Since my grandmother has passed, the story of this carpet I found in her basement eludes me. There’s something about this rug that compels me to want to know its story. An energy that swirls from within its intricate design that beckons me to know more. Radiating through spun yarn are threads of woven history, unknown. Like the DNA that spirals in my very being, there is ancestral knowledge that lives and breathes through me, yet I know not its story.

Without any known past, I suppose the tale begins now. How this rug traveled over 3000 miles across the sea to me. How it slipped from any cyber-trappings that tried to track its trajectory. And now, how its presence completes the space where I write with welcomed perfection. I guess the story starts here.

That every time I look at this rug I feel happiness. That every time I step upon its softness I sense beauty.

The journey begins here.  And so far, I love this ride.

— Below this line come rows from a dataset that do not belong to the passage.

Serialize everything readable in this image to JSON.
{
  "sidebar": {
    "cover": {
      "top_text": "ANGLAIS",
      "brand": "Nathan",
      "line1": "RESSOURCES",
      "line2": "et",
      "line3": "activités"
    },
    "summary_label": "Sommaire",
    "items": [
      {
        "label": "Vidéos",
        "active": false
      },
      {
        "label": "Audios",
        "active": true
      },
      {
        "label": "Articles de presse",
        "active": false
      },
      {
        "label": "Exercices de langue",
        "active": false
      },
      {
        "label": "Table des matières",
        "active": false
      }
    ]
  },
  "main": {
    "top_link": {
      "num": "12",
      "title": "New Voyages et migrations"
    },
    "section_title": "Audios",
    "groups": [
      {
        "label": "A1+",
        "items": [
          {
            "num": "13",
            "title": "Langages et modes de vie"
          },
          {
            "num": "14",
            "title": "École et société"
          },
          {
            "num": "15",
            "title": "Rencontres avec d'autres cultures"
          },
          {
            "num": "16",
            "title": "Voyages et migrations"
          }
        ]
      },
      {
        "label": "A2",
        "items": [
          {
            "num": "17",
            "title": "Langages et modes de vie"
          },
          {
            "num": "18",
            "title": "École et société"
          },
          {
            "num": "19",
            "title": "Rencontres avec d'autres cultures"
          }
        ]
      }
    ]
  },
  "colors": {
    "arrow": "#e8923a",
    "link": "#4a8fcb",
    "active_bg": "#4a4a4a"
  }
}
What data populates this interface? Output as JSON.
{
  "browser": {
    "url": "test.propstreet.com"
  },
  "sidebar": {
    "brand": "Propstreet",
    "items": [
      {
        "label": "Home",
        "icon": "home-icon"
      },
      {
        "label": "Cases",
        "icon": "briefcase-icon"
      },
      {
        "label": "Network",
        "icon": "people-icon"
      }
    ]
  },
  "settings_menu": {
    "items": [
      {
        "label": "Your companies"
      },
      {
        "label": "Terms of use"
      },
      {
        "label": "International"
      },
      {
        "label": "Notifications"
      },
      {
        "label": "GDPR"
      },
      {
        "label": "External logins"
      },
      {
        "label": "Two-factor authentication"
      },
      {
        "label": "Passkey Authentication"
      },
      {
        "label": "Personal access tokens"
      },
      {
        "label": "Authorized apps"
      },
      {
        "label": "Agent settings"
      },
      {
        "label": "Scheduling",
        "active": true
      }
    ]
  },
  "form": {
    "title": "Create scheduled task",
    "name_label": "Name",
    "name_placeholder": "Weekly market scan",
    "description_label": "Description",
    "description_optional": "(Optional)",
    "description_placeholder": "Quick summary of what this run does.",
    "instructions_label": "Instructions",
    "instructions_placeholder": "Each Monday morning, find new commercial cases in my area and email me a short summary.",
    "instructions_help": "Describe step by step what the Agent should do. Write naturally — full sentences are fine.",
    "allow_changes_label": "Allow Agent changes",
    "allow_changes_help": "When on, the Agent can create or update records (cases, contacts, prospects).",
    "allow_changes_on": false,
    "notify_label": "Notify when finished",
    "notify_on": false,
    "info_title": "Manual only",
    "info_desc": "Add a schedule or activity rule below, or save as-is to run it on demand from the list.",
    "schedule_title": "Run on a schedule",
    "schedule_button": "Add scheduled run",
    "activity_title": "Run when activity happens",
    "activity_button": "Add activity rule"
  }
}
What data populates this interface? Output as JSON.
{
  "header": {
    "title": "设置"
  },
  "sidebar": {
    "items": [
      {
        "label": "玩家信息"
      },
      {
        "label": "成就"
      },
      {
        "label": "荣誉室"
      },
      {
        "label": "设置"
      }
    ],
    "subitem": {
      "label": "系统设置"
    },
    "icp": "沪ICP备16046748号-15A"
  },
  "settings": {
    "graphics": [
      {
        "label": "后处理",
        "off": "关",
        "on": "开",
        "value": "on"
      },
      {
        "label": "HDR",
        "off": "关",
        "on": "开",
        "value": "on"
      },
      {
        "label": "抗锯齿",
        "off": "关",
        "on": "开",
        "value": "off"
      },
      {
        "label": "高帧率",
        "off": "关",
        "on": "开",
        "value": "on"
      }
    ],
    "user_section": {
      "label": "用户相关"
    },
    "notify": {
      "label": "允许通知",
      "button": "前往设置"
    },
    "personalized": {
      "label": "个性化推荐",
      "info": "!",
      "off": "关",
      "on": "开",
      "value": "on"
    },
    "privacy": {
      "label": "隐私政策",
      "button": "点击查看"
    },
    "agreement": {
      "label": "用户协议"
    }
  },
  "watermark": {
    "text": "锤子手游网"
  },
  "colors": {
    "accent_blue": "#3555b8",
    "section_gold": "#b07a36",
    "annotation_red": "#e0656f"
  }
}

Jessica Dofflemyer ~ all rights reserved

World Records and the Twentieth Century

“You know why this book isn’t so cool?”

Jeb is pointing at the Guinness Book of World Records.

“Why?” I ask as I butter his toast.

“Because it’s so old. Everything in it is really old-fashioned.”

“Well what year is it?”

“One thousand…nine…nine..three…”

Jeb’s still learning how to read big numbers and I’m suddenly aware that since he was born in 2003, the 1900’s are an era he’s completely unfamiliar with.

“Right, that’s 1993. That was before you were born.”

“Yeah, I know. That was like 100 years ago!”

“Well more like about 20.”

“It was so long ago they thought they had cool things but really they didn’t – not like stuff they have now.”

I figure he’s meaning technology for the most part. Both sides could be argued on whether or not Whitney Houston is/was cool.

Then I enter the realm of the stereotypical old-timer that I can’t believe I am becoming. A smidge of nostalgia emerges. “Do you know where I was in 1993?”

“Where?”

“I was already out of high school and living on my own in San Diego.”  (Man, that was 1993! ) My life is set to soundtracks so I run the playlist quickly: Spin Doctors, Arrested Development, Pearl Jam, Steel Pulse and Dinosaur Jr. Oh yeah, and that strange Jim Croce phase.

I hear myself sounding like the adults around me when I was young. How they’d tell you something time-related with a hint of a smile. Their own little joke. The secret of perspective they knew they had and you did not. Now at 38, I’m humored by the fact that my seven-year old doesn’t know how to say a year outside the 21st Century.

It’s time for breakfast and we put library books to the side and I hand Jeb his toast.

I sigh with a smile.  “Yep. That was a while ago.”

I don’t know. It just doesn’t seem accurate. I can’t quite bring myself to say “long time.”